The most trying day was an ascent to 5,300 meters or about 17,000 feet. Oxygen at this height is quite scarce and I could most definitely feel lungs working at their top rate. Buddhist prayer flags greeted my arrival while faintly sending “Om Mani Padme Hum” out onto the winds whipping blow. I gave myself some quite time here and took in the amazing views my altitude afforded. Quite a long steep downward trek wore on the knees and I was so excited to see camp and drink chai that afternoon. By the last couple days of the trek I was going into robot mode. My mind would clear and the only thing that mattered was the next step. What an escape! Our last day at camp was spent thanking all of our help the horses, Sichou and the guides’ dog, Boobie. We even got to treat him to dinner in Leh one night which he was so grateful for.
All in all, the trek through Markha Valley was a life changing experience for me. Never have I been in such a remote place so far away from phones and internet. I saw many things that will stay by my side and many others that I could never truly express to you all. I have never been so consistently pushed physically and mentally. I thank Sichou for inspiring me to get more involved in these types of trips when I return to the States.
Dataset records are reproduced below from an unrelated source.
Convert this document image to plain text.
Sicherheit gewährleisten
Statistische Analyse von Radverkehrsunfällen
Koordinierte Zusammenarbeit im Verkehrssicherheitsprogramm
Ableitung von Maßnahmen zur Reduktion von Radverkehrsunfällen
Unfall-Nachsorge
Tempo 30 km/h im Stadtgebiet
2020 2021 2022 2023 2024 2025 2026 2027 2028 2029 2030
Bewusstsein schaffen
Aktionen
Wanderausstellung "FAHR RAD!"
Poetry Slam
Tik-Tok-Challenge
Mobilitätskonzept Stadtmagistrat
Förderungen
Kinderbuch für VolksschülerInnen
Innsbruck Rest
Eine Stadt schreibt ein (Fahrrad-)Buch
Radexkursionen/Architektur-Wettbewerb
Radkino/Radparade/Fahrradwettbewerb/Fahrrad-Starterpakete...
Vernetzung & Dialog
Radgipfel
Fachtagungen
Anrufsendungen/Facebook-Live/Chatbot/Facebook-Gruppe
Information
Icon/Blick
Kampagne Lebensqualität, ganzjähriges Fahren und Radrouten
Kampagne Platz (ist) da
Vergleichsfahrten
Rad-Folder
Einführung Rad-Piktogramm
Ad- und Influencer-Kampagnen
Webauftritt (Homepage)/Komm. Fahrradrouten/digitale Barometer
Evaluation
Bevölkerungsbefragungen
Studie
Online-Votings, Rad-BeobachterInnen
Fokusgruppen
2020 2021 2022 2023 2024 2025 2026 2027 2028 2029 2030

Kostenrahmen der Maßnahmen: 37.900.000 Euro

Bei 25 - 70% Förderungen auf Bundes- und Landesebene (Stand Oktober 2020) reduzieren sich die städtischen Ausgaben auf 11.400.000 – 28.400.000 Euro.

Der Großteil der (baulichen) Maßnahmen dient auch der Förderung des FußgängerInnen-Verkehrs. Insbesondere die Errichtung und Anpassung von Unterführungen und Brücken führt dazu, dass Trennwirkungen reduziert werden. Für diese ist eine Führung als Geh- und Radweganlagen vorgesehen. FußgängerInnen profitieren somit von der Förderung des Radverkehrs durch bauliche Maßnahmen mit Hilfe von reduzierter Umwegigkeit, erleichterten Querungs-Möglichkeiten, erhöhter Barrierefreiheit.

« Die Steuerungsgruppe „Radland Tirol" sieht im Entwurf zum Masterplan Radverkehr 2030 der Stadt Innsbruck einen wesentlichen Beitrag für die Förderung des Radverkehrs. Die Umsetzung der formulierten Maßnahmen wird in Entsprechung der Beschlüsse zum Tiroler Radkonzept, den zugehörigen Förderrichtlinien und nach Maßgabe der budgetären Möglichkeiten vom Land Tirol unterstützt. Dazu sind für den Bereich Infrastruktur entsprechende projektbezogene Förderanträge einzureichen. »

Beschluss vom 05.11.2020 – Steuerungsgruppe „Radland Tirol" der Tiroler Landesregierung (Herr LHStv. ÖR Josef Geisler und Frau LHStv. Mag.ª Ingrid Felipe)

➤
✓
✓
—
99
After several days of recuperation in Leh I hopped on a bus and here I am back in Vashisht…

Trip into Leh

Hello and greetings from 3,500 meters!


I just landed here in Leh yesterday after a very trying 12 hour bus journey in the very last bench seat. My journey placed me smack dab in the middle of some of the most breath taking scenery I have seen in my life and probably will ever see. Mountains of spectacular color jut up to great heights and the bleakness of high desert pulled at my innermost fears and fascinations. Up down, bumps here and there large enough to send me flying toward the ceiling of the public bus. This particular route from Minali to Keylong to Leh took me over the second highest road in the entire world. I think around 17,500+ feet high. Something inside me has shifted and I will never view nature in the same way again. Leh is a valley alive only due to various canals and a small river. Green trees give way to a totally barren land and peaks of mountains stretching up toward the sky.


From an ancient castle set into a mountainside I got an amazing 360 degree view of this impervious landscape. The mountains seem to laugh at the impermanence of life and stand very majestically and unwaveringly in their place. The castle was made back in the 17th century and is currently being repaired to serve as a monastery. We were allowed a small glimpse into a room of sacred objects lit only by the last remaining light of the day filtering in through windows high in the ceiling. Every molecule of air was dank, drenched with age and secrecy. I could hardly wrap my mind around what I was experiencing. Elaborate statues hide in shadows and masks of fright that conjure thoughts of Halloween hang on pillars. Tibetan books from the 16th century fill out a large shelf about 20ft by 8ft. I was overwhelmed by the feelings this room brought out in me. Such a strange fear and uneasiness gripped my soul and our aloof tour guide, a monk of 11 years did not help with his strange behavior and no English. He smiled at us totally accepting and unaffected by the mystical gravity of this small chamber. I must admit I was caught totally off guard when I made my way to a position behind the figures where I was almost sure a wall should be. A force of great power and secrecy lives here and it was a segment of time I shall not soon forget.